L'ascension des Michaelis (1400-1800)
Des conseils du Roi aux seigneuries de Haute-Provence
Découvrez l'épopée d'une lignée de robe et d'épée qui a marqué l'histoire d'Aubignosc.
Il est des noms qui s’inscrivent dans la pierre des bastides et le limon des terres provençales bien avant que les registres officiels n’en fixent l’orthographe. Celui des Michaelis — ou Miraëlis, selon que l’on écoute l’accent des notaires d’Aix ou la plume des abbés érudits — est de ceux-là.
Pour comprendre l’ascension de cette lignée, il faut remonter le temps jusqu’aux heures sombres et tourmentées de la fin du XIVe siècle.
Imaginez une Provence épuisée par les soubresauts de la guerre de Cent Ans, où les « Grandes Compagnies », ces mercenaires sans solde, écumaient les chemins entre Durance et Méditerranée, rendant chaque échange incertain et chaque récolte miraculeuse. C’est dans ce paysage de reconstruction, sous le regard du « bon » roi René et le règne de Louis III, que les Michaelis commencent à tisser leur destin.

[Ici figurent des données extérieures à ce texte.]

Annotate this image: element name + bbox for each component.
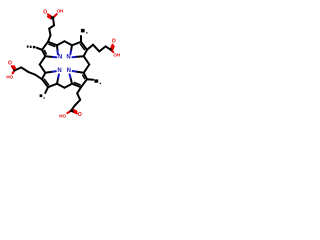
BR ring bond N-CaR (blue end) [76,72,84,73]
svg-text:OH: OH [57,8,64,13]
bond meso-right to Ca TR [84,56,90,64]
top chain bond ring-c1 [48,35,51,42]
right chain bond c1-c2 [93,45,99,52]
bottom chain bond c1-c2 [77,93,80,100]
bond meso-left to Ca TL [40,56,46,64]
right acid C-OH bond [111,50,112,51]
top chain bond c3-acidC [53,18,54,26]
top chain bond c1-c2 [49,29,50,36]
top acid C=O double bond [50,16,53,18]
bond meso-top to Ca TL [57,41,65,45]
BL ring bond CbL-CaL [42,73,45,79]
methyl bond TR [80,36,82,42]
bond meso-bottom to Ca BL [57,84,65,88]
bottom chain bond c3-acidC [71,106,75,111]
TL ring double bond CaT=CbT [48,42,57,46]
svg-text:O: O [112,39,116,45]
methyl label CH3 TR [81,29,85,33]
top acid C-OH bond [53,16,55,18]
svg-text:O: O [8,60,12,66]
methyl label CH3 BR [94,79,98,82]
methyl label H3C TL [27,45,29,47]
TR ring bond N-CaR (blue end) [76,55,84,58]
bond meso-left to Ca BL [40,65,46,73]
svg-text:OH: OH [113,53,120,58]
svg-text:N: N [58,55,62,61]
svg-text:N: N [67,68,71,74]
left chain bond c2-c3 [21,67,28,72]
bottom chain bond c2-c3 [75,100,80,106]
porphyrin molecule structure diagram [0,0,130,130]
svg-text:O: O [43,10,47,16]
bond meso-top to Ca TR [65,41,73,45]
TL ring bond N-CaL (blue end) [45,55,53,58]
BL ring double bond CbB=CbL [42,79,48,87]
left acid C-OH bond [14,71,15,72]
TR ring bond CbR-CaR [84,50,87,56]
left chain bond c1-c2 [28,72,35,75]
BL ring bond CaB-CbB [48,84,57,88]
right chain bond c2-c3 [99,46,105,51]
TR ring bond CaT-CbT [72,42,81,46]
BR ring double bond CaB=CbB [72,84,81,88]
right chain bond c3-acidC [106,46,111,49]
BR ring bond N-CaB (blue end) [71,78,73,84]
TL ring bond CbT-CbL [42,42,48,50]
methyl bond BR [87,78,93,81]
left chain bond ring-c1 [35,75,42,80]
svg-text:HO: HO [59,114,66,119]
bottom acid C=O double bond [71,111,74,113]
bond meso-right to Ca BR [84,65,90,73]
right acid C=O double bond [110,47,113,49]
methyl bond TL [37,48,42,50]
methyl bond BL [45,87,48,93]
right chain bond ring-c1 [87,45,93,50]
BR ring double bond CbR=CaR [84,73,87,79]
svg-text:O: O [78,112,82,118]
BL ring bond N-CaB (blue end) [57,78,58,84]
bond meso-bottom to Ca BR [65,84,73,88]
TL ring double bond CbL=CaL [42,50,45,56]
BL ring bond N-CaL (blue end) [45,72,52,73]
left chain bond c3-acidC [15,67,22,70]
svg-text:HO: HO [6,75,13,80]
top chain bond c2-c3 [49,25,54,28]
bottom chain bond ring-c1 [77,87,81,93]
TR ring bond N-CaT (blue end) [71,45,72,51]
BR ring bond CbB-CbR [81,79,87,87]
svg-text:N: N [57,68,61,74]
methyl label H3C BL [40,94,43,97]
left acid C=O double bond [13,69,14,71]
TR ring double bond CbT=CbR [81,42,87,50]
svg-text:N: N [66,54,70,60]
bottom acid C-OH bond [69,111,71,112]
TL ring bond N-CaT (blue end) [56,45,59,50]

De la figure de Jean, secrétaire royal dans les années 1420, jusqu’aux seigneurs du Bignosc et du Seuil, la famille a traversé les siècles en occupant les plus hautes charges : conseillers au Parlement, procureurs du pays, capitaines d'ordonnance. Aujourd'hui encore, au détour d'un chemin dans le quartier de la Vicairie¹, le « champ de Mikaëlis » subsiste comme un écho lointain de leur influence foncière.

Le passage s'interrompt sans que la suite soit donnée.